Here's why James Sullivan's circumstances have such a tempting draw on me. For one thing, we can find him in the 1860 census records, just as we did for Catherine Falvey's family. There he was, with his seven siblings, all living with their Irish-born parents Timothy and Mary Sullivan in the former township of Greenfield, Michigan, now part of Detroit.
Unlike Catherine Falvey's family, however, not all of James' siblings were born in Michigan. For some reason, Timothy and Mary stayed in Ireland long enough to bring four of their children into the world: eldest son Cornelius, second son John, and daughters Mary and Elizabeth. It was after Elizabeth's arrival around 1848 but before the birth of their fifth child Timothy, about 1851, that we can mark the family's arrival in North America.
While having the names of four Irish-born Sullivans may help me isolate that family constellation back in Ireland, the pattern of their immigration makes me wonder yet something else: could it be that they came to Detroit specifically because they had other family or near neighbors already settled in Detroit area? Or, seeing the Falveys' own family pattern in the 1860 census—their first child after their arrival here was also born in Michigan in 1851—could it be that the Sullivans and Falveys traveled together from Ireland?

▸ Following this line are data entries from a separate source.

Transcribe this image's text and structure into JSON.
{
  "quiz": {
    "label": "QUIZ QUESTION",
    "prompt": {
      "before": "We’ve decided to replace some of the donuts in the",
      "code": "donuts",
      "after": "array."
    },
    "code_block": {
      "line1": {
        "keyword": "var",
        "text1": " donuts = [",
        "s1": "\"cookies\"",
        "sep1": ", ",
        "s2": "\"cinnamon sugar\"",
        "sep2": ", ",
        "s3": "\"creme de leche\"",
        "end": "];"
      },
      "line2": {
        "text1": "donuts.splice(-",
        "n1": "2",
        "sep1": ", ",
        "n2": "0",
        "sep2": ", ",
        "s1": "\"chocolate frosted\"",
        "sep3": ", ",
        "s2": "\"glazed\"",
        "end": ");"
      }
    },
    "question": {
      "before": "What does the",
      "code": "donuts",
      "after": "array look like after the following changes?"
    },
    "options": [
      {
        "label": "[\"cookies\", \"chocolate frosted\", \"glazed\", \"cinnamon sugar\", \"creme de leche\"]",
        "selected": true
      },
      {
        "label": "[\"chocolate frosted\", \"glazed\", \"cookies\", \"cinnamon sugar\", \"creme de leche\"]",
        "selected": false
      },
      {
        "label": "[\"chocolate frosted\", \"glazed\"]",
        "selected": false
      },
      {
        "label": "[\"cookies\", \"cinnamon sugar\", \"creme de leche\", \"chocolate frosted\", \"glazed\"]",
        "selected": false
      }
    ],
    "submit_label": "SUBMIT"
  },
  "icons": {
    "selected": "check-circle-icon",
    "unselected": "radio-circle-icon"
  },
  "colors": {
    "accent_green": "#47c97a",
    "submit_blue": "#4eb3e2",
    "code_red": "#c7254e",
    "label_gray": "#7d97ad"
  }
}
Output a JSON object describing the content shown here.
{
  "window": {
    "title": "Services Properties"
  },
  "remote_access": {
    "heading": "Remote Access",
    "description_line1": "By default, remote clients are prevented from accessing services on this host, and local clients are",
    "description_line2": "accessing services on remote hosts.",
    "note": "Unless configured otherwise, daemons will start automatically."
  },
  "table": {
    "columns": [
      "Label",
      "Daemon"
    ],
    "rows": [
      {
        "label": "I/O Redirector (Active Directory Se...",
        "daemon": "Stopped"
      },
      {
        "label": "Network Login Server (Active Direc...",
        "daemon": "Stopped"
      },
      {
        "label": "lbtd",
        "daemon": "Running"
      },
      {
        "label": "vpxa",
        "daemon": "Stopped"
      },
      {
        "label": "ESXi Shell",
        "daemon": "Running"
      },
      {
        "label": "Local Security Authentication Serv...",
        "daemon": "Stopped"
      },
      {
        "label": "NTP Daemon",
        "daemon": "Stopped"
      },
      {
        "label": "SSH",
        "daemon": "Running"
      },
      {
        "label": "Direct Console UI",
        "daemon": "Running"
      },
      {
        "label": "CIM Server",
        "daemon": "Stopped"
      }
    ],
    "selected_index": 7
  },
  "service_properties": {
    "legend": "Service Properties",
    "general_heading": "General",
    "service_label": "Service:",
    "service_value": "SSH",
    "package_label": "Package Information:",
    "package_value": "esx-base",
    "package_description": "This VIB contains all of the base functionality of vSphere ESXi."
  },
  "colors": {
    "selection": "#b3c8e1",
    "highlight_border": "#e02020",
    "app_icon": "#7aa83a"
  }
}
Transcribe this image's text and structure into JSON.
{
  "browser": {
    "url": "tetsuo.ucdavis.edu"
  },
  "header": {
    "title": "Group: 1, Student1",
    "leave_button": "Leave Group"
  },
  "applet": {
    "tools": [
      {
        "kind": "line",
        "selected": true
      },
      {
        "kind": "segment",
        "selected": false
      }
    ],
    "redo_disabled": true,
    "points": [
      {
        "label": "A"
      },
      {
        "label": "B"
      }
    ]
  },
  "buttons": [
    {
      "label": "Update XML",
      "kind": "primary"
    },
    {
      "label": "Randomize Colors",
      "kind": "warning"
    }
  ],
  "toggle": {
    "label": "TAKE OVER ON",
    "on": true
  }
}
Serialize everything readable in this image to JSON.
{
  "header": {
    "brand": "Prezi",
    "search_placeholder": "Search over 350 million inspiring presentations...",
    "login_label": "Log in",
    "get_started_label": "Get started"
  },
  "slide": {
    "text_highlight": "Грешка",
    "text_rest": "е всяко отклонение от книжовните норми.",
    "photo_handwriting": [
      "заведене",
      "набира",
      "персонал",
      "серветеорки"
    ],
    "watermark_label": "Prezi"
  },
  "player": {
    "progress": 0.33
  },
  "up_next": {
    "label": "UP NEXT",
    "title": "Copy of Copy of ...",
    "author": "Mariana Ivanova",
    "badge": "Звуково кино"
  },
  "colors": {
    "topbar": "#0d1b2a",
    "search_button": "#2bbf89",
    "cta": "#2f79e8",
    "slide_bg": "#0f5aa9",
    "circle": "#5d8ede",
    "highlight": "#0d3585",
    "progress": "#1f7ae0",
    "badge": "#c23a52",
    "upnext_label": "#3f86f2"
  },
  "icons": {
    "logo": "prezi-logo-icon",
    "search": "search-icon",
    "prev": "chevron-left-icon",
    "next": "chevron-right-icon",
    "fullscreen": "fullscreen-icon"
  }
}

I'm eyeing research cues such as these for one unfortunate reason: though it is clear that Catherine Falvey's father was named Daniel Falvey, I've already discovered that it will be a challenge to trace him back from his adopted home in Detroit to his origin in Ireland. Though I can find news on Daniel Falvey's family in America, there is not much to go by, once we jump back to the place where life began for that earlier generation of Falveys. Once again, my hope rests on finding details about yet another Sullivan family—one which, hopefully, guided the marriage of their son to a Falvey daughter for reasons beyond our modern-day approach to weddings.